Although this is set in the future I did not think of it as a futuristic novel. Technology did not seem especially advanced and in fact, things seemed pretty grey and depressed. With water being super scarce the world has changed. I’m sure the author had a lot of fun with details like the Statue of Liberty being reduced to just the feet and the base being turned into a juvenile detention facility.

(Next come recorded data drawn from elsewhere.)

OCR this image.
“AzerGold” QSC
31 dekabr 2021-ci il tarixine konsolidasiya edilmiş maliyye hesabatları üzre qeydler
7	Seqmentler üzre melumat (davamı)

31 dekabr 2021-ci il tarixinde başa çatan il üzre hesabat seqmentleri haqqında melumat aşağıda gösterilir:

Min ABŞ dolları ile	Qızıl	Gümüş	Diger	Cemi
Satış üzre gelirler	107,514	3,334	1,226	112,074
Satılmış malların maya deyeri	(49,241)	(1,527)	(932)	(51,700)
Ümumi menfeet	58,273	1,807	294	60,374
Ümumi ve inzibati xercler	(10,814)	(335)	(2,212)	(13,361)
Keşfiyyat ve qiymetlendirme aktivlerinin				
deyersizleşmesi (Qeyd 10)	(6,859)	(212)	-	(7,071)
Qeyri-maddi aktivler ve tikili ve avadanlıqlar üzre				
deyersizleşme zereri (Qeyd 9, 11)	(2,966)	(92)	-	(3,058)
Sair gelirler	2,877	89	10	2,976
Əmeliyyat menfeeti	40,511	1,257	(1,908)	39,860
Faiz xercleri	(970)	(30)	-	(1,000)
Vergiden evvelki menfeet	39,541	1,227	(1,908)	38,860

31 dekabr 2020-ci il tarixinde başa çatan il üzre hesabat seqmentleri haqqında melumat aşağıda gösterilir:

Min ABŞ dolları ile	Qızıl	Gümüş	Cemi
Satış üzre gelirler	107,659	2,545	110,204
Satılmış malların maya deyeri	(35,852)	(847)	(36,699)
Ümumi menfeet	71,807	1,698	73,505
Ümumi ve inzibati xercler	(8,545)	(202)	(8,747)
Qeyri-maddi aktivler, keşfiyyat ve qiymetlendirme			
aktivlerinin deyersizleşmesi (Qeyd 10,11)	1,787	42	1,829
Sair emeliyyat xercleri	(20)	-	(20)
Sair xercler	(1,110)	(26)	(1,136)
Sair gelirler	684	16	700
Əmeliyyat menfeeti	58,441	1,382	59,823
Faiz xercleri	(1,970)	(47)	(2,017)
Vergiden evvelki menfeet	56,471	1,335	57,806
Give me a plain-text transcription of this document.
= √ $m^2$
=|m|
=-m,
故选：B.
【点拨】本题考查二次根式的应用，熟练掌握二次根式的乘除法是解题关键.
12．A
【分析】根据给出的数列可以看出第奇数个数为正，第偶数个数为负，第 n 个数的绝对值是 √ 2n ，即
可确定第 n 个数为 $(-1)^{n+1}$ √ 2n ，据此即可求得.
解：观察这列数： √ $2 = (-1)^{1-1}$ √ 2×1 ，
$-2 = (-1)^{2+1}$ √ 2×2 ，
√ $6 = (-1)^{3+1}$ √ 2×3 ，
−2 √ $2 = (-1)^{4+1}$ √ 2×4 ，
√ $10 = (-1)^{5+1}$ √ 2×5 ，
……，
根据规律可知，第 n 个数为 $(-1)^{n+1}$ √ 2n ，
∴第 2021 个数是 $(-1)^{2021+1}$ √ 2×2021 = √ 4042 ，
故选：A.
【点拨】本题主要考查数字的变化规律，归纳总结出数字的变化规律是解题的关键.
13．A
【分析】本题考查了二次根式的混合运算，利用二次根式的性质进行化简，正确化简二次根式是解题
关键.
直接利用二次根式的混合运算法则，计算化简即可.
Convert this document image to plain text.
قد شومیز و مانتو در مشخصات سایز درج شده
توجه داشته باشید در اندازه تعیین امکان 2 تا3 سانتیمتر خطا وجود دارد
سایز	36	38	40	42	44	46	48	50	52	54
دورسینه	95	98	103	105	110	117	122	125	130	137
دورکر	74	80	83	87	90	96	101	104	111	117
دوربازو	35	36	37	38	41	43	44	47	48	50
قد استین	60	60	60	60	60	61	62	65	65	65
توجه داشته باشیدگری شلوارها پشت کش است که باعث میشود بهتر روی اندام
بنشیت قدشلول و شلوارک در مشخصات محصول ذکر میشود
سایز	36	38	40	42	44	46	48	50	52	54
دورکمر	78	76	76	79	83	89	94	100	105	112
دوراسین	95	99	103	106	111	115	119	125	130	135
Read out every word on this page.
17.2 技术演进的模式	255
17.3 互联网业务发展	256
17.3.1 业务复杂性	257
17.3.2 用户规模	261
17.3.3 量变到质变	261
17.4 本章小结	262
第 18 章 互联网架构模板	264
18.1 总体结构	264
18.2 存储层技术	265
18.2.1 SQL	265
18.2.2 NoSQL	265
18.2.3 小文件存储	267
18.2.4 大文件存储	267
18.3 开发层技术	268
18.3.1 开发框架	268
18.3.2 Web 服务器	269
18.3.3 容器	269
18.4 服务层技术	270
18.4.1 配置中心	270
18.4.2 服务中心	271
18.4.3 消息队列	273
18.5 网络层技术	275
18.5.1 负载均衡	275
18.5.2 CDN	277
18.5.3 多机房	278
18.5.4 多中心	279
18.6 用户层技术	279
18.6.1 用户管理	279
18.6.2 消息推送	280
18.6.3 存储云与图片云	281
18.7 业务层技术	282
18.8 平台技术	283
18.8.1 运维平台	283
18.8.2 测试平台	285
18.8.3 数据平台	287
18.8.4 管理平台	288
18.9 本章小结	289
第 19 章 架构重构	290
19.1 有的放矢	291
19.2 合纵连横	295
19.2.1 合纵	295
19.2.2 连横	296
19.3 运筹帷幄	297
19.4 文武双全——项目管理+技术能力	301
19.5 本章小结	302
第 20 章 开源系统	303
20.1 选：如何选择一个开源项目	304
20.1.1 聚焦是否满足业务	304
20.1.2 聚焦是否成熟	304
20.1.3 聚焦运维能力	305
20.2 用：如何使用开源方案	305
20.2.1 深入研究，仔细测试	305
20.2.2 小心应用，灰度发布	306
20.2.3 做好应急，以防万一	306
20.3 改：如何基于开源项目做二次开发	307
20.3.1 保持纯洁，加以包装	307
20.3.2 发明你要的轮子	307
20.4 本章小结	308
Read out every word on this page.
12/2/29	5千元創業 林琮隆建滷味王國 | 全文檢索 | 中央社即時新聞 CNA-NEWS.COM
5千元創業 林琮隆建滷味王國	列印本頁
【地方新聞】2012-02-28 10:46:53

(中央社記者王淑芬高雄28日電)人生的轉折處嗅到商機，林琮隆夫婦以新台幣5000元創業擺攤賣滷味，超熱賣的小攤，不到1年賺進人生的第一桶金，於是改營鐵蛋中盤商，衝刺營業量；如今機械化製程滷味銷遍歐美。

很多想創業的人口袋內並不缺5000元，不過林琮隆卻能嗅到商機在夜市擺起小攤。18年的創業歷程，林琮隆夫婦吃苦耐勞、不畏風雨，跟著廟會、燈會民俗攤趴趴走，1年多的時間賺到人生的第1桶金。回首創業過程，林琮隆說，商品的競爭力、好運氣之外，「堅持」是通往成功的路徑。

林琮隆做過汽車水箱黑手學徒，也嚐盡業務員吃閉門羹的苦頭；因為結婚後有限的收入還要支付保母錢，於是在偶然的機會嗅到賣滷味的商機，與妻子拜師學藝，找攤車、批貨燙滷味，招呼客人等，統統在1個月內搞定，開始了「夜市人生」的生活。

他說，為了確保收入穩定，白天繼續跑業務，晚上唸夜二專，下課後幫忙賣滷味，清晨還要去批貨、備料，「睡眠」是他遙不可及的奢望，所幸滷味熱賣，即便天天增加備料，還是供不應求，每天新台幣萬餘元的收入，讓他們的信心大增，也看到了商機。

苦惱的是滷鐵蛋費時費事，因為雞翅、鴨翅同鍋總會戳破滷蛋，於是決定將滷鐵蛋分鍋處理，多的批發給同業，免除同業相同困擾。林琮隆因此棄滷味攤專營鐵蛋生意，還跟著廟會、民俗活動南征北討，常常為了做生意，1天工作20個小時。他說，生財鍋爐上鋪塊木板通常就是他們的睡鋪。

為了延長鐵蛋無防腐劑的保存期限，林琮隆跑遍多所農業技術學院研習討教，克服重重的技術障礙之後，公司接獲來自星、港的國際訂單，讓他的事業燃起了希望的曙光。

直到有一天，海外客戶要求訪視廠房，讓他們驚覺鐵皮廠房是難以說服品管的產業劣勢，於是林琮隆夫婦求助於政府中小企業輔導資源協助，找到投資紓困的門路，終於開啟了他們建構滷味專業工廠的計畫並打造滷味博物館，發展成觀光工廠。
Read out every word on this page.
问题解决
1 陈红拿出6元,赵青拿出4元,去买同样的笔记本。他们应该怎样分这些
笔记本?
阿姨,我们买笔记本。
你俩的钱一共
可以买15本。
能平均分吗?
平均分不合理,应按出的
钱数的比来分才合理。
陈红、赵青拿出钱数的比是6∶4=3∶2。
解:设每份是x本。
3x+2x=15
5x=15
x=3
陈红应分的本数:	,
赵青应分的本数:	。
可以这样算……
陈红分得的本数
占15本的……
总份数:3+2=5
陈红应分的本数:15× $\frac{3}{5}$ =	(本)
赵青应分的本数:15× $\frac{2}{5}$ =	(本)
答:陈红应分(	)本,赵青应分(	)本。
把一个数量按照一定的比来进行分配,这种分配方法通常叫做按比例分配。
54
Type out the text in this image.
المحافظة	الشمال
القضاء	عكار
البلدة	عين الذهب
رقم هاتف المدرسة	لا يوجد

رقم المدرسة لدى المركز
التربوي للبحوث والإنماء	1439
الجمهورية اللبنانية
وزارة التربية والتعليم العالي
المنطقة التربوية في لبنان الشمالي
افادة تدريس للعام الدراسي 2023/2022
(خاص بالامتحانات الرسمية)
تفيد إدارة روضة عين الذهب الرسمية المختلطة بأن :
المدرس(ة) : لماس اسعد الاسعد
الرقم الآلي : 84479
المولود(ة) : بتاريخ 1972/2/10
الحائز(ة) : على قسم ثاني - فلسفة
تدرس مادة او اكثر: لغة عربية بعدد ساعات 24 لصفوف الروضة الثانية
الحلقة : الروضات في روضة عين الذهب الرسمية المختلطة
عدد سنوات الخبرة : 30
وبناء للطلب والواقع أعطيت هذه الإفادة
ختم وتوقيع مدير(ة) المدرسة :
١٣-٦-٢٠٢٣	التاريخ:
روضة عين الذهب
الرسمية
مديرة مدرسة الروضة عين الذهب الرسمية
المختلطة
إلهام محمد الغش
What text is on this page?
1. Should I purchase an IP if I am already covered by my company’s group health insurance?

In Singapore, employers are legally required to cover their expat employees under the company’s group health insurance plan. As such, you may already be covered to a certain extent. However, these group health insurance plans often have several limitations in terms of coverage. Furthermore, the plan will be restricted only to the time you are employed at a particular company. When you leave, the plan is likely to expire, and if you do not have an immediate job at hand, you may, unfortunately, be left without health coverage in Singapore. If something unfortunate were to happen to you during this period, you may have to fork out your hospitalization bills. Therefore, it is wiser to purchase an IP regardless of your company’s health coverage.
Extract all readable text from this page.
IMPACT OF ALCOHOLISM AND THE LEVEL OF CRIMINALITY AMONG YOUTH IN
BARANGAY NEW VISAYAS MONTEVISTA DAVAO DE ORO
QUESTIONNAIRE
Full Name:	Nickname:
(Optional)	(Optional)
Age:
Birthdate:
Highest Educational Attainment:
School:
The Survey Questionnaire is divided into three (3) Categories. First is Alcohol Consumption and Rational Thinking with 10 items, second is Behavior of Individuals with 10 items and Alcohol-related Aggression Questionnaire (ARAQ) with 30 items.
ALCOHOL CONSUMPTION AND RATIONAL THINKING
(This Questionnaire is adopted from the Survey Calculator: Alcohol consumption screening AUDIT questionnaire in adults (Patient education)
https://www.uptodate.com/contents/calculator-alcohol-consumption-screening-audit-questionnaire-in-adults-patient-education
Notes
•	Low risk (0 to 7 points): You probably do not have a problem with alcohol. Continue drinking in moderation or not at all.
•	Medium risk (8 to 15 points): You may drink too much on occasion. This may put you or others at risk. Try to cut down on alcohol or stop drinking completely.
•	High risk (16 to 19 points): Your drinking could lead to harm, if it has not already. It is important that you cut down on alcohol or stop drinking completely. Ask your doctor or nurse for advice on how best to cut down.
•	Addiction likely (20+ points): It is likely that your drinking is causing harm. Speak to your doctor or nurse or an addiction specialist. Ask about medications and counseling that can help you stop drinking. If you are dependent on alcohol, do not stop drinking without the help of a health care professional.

As the daughter of a dead organized crime boss (they deal in black market chocolate) Anya Balanchine’s main goal in life is to protect what’s left of her family-her simple brother, her sister, and her dying elderly grandmother (in a neat bit of calculating the elderly grandmother would have been a teenager in our present day-she was born in 1995 and in the story she is in her late 80s.) Her life is complicated when she falls for the son of the new DA and she is warned away from him. Making things worse, despite her vow to not be involved in the family business she is being pressured to be a part of it.
I am not a fan of mafia stories, The Sopranos, or The Godfather, so I was a bit worried I wouldn’t like this. Fortunately there was minimal violence and most of it occurred off screen, so to speak.
This was a really engaging story, which I definitely expected from this author. The whole reason I picked it up is because I recognized her name as being the author of Elsewhere, a book I was utterly charmed by.